Ancora poche ore e l'ambasciatore russo presso il Vaticano, Alexander Avdeev, ha espresso alla Santa Sede la protesta di Mosca per le parole del Papa relative ad atti di crudeltà delle truppe in Ucraina, in particolare di Buriati e Ceceni. "Ho manifestato indignazione per tali insinuazioni e sottolineato che niente può far vacillare la coesione e l'unità del popolo multinazionale russo", ha affermato il diplomatico. In seguito, l’agenzia Tass, ha riportato le presunte dichiarazioni anonime di un esponente vaticano, secondo il quale la Santa Sede "dà grande valore alle sue buone relazioni con la Russia e spera di potere continuare a svilupparle". Nel dispaccio, si aggiunge che la fonte avrebbe sottolineato come il Pontefice "non intendesse in alcun modo offendere i popoli della Russia".
Di certo, le volontà di pace della diplomazia vaticana e gli sforzi incessanti per intrecciare un dialogo fra le parti non perderanno intensità, anche se le chiusure del Cremlino non sembrano dare spazio all’ottimismo.
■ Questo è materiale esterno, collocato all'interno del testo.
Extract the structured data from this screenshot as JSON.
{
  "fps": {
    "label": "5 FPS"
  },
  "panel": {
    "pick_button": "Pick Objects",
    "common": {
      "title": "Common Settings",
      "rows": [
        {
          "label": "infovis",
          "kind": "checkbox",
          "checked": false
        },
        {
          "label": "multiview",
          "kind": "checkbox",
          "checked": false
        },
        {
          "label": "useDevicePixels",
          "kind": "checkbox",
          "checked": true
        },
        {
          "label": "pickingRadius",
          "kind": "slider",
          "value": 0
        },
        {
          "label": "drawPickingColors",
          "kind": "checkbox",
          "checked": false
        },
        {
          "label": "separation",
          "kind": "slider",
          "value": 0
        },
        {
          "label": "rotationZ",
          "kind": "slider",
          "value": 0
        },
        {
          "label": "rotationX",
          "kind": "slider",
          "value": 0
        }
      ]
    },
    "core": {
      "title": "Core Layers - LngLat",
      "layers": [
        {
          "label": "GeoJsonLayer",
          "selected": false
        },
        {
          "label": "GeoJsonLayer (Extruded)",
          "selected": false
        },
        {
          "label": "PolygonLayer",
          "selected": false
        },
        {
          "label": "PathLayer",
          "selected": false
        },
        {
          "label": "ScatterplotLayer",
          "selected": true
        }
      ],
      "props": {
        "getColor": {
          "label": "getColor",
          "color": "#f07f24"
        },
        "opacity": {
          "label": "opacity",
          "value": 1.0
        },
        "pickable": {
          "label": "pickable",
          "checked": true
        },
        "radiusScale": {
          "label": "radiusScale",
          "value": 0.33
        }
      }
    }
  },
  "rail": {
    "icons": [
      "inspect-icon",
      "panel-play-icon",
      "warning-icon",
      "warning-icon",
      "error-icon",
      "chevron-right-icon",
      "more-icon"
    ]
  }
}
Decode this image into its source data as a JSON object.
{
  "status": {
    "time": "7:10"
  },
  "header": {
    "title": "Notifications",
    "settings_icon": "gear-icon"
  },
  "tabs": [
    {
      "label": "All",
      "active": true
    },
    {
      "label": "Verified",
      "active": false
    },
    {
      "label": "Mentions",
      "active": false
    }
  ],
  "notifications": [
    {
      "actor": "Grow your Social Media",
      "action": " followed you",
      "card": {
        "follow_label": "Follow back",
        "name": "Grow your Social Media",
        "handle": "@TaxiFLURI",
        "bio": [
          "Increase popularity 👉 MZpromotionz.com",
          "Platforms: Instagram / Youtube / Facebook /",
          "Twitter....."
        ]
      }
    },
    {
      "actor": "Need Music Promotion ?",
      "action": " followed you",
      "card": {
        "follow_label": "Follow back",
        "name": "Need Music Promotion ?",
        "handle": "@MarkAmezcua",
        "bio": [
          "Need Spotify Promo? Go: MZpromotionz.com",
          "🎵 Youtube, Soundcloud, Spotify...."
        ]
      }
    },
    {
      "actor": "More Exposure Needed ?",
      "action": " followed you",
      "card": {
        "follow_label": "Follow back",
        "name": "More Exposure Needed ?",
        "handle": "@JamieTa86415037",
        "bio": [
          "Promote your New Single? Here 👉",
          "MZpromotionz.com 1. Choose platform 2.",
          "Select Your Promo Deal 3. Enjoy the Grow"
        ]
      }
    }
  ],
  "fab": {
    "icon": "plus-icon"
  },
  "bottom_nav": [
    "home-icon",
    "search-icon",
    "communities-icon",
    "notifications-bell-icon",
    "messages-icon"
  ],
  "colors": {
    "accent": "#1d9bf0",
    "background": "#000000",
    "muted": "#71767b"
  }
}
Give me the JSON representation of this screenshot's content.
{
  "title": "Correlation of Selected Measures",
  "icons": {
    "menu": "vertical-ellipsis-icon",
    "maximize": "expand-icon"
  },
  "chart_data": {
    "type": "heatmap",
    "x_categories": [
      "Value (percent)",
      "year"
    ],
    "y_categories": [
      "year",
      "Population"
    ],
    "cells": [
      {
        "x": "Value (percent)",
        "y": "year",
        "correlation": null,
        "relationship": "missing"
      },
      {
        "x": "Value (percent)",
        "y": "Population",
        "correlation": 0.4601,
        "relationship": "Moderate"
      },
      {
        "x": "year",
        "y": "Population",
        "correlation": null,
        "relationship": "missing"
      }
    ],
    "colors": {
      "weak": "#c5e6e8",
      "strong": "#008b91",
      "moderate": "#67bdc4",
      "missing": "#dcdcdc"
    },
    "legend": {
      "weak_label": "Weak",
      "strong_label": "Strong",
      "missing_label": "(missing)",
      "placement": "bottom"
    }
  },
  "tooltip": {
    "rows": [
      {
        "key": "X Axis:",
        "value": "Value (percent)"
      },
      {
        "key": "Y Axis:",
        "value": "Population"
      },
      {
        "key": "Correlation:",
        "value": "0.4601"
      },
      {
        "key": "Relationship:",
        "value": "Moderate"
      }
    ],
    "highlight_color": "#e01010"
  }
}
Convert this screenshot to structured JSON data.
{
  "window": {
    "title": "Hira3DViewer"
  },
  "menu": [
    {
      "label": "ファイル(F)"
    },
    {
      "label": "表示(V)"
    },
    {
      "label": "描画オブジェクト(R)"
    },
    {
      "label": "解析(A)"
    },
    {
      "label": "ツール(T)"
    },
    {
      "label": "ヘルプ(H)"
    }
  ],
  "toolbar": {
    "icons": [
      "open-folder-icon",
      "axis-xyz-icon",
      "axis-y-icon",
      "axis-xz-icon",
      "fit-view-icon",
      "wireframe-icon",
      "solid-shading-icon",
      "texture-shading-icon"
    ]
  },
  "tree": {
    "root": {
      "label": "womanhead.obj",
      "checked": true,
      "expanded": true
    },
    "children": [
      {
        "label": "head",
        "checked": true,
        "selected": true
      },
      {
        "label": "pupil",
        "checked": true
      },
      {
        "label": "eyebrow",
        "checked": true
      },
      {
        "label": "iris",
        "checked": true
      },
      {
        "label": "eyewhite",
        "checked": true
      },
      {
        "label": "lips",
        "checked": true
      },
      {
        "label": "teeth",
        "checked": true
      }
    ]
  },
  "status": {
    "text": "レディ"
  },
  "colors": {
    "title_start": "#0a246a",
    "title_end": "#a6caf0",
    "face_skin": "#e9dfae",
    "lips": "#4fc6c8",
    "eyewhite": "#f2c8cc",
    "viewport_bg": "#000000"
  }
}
Da Mosca arrivano nuove minacce alla Nato e la conferma che la decisione di rinviare sine die i colloqui con gli Usa sul trattato New Start è stata presa a causa della "situazione estremamente negativa delle relazioni" tra la Russia e gli Usa, dai quali ci si aspettano "sforzi scrupolosi per creare le condizioni" per riprendere i contatti in materia di controllo degli armamenti.
La linea dura fa temere un’altra serie di pesanti raid, che nemmeno nel 279° giorno del conflitto si sono interrotti. Dodici navi da guerra russe con un totale di 84 missili Kalibr a bordo continuano a navigare nel Mar Nero e nel Mediterraneo, secondo fonti ucraine, pronte a entrare in azione con lanci di vettori. L’allarme è diffuso in tutto il Paese, mentre nuove batterie contraeree sono arrivate dalla Francia a rafforzare il dispositivo di difesa che dovrebbe proteggere centrali e reti elettriche.
Nel frattempo, Kiev è tornata al buio: la società per l'energia Dtek ha annunciato la ripresa delle interruzioni di emergenza di corrente per la prima volta dal 23 novembre: “Si sta facendo tutto il possibile per garantire l'elettricità a ciascun utente per 2-3 ore due volte al giorno. I programmi di blackout per la stabilizzazione non funzionano", è stato reso noto dalla società.
Se sui principali fronti sul terreno non si segnalano particolari movimenti bellici, tutta l’attenzione rimane concentrata sui cieli e sulla situazione energetica. Putin prosegue con la tattica dello “strangolamento” e non sembra intenzionato a sedersi a un tavolo. L’Ucraina chiede alla Nato uno sforzo supplementare di mezzi antimissile e di generatori per superare l’inverno (aiuti americano in questo senso sono stati appena annunciati). Una situazione di apparente stallo che però potrebbe riservare sorprese su entrambi i fronti.